Eine männliche Stimme stört die rhythmischen Klänge der aufeinandertreffenden Schwerter unten auf dem Übungsplatz. Naunet steht an das Geländer des Treppenaufgangs zum Eingang des Anwesens gelehnt und dreht den Kopf mit Verzögerung zur Quelle dieser Stimme.


„Leander. Ahai, du auch hier?“


Der Mann mit den schulterlangen Haaren im Farbton dunklen Honigs stößt amüsiert Luft durch die Nase aus und gesellt sich zur Elonierin ans Geländer. Nun haben beide ihre Blicke auf das Geschehen unter ihnen gerichtet. In etwa 10 Metern Entfernung finden Übungskämpfe statt. Dicke, alte Matten liegen auf dem Hofboden aus und die Trainierenden, hauptsächlich menschliche Frauen und Männer, gehen ihren Übungen nach. Paare werfen sich gegenseitig auf die Matten, welche als Antwort auf das Aufprallen staubige Wolken freilassen. Eine weitere Gruppe weiter links übt Duell-Hiebe mit Schwertern, von einer Lehrperson vorgeführt.


„Weißt du, das gleiche könnte ich dich fragen.
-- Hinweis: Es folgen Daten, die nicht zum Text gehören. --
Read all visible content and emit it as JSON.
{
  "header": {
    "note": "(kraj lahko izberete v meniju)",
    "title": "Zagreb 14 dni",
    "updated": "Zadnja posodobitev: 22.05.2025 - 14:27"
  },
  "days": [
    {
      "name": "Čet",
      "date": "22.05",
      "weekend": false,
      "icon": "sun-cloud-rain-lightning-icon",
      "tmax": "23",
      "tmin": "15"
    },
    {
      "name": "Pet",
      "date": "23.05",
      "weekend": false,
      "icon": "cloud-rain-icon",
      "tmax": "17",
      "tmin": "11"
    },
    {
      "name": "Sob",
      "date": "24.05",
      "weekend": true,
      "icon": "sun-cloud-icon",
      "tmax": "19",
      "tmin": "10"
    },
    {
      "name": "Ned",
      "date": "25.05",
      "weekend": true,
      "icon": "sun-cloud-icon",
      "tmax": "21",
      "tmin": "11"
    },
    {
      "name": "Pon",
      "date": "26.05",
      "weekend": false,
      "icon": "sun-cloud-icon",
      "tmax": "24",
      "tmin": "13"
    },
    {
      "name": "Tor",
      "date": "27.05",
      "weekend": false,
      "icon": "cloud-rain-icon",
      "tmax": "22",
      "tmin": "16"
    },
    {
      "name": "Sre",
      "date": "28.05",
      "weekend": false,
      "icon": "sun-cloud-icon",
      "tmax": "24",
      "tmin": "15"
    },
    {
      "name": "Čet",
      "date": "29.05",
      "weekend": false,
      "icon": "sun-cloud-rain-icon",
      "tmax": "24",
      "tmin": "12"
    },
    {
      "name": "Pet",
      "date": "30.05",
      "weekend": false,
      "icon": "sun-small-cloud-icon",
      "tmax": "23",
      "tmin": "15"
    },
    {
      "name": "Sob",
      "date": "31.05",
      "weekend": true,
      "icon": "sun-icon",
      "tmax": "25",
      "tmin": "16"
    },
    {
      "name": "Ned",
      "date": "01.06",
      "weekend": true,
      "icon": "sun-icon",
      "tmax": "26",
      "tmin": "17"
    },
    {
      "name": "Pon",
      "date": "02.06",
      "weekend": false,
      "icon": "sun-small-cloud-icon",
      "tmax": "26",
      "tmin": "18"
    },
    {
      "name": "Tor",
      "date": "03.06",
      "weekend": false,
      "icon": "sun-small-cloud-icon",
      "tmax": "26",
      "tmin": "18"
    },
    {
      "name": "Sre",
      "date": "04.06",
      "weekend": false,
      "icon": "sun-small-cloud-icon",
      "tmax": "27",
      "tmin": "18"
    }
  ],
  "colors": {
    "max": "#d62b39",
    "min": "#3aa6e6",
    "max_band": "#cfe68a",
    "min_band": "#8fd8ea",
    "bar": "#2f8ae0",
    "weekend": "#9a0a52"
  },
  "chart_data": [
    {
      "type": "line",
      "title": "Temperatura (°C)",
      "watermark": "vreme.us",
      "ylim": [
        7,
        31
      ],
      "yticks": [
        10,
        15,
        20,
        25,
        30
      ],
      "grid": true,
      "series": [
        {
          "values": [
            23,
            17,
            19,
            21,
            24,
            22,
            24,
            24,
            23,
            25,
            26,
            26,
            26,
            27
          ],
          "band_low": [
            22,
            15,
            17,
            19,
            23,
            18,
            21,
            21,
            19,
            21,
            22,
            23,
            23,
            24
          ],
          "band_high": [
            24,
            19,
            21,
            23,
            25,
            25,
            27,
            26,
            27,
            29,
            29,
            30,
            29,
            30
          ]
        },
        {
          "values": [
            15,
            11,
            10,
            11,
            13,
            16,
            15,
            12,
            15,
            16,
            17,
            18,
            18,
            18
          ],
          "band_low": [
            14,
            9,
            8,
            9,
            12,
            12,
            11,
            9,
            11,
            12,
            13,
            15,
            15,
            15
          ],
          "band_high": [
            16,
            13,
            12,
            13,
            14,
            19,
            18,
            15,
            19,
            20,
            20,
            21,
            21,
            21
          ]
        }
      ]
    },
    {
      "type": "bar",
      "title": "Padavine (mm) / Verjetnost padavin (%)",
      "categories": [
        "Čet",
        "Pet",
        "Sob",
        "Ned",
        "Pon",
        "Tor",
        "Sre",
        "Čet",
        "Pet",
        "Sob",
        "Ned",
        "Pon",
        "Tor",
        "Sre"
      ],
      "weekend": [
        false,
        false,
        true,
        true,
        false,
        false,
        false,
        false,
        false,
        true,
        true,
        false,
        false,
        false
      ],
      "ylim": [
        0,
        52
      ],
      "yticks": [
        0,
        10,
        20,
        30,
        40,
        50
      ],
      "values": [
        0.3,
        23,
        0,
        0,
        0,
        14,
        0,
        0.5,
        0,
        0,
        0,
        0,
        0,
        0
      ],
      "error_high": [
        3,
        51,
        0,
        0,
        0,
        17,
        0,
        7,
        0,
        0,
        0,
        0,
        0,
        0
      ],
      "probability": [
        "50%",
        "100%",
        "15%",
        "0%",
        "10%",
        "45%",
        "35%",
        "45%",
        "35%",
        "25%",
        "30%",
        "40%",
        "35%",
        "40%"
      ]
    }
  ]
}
Du bist nicht mehr viel hier“, erwidert Leander schließlich nach ein paar ruhigen Augenblicken.


Hier, das ist das Anwesen des Mannes, dem sie die Tumulte der letzten Jahre zu verdanken hat. Gepflegte Hecken säumen die Mauern des Hauses, welche auf dieser Seite nur von eben diesem Treppenaufgang mit den zwei großen Statuen unterbrochen werden, wo die beiden gerade stehen. Hier könnte es immer Tag sein, oder aber auch immer Nacht. Doch alles ist darauf ausgelegt ein realistisches Abbild von Tages- und Nacht-, sowie der Jahreszeiten zu simulieren. Zu Beginn hegte Naunet eine gewisse Faszination für diese Illusion, doch inzwischen findet sie es befremdlich.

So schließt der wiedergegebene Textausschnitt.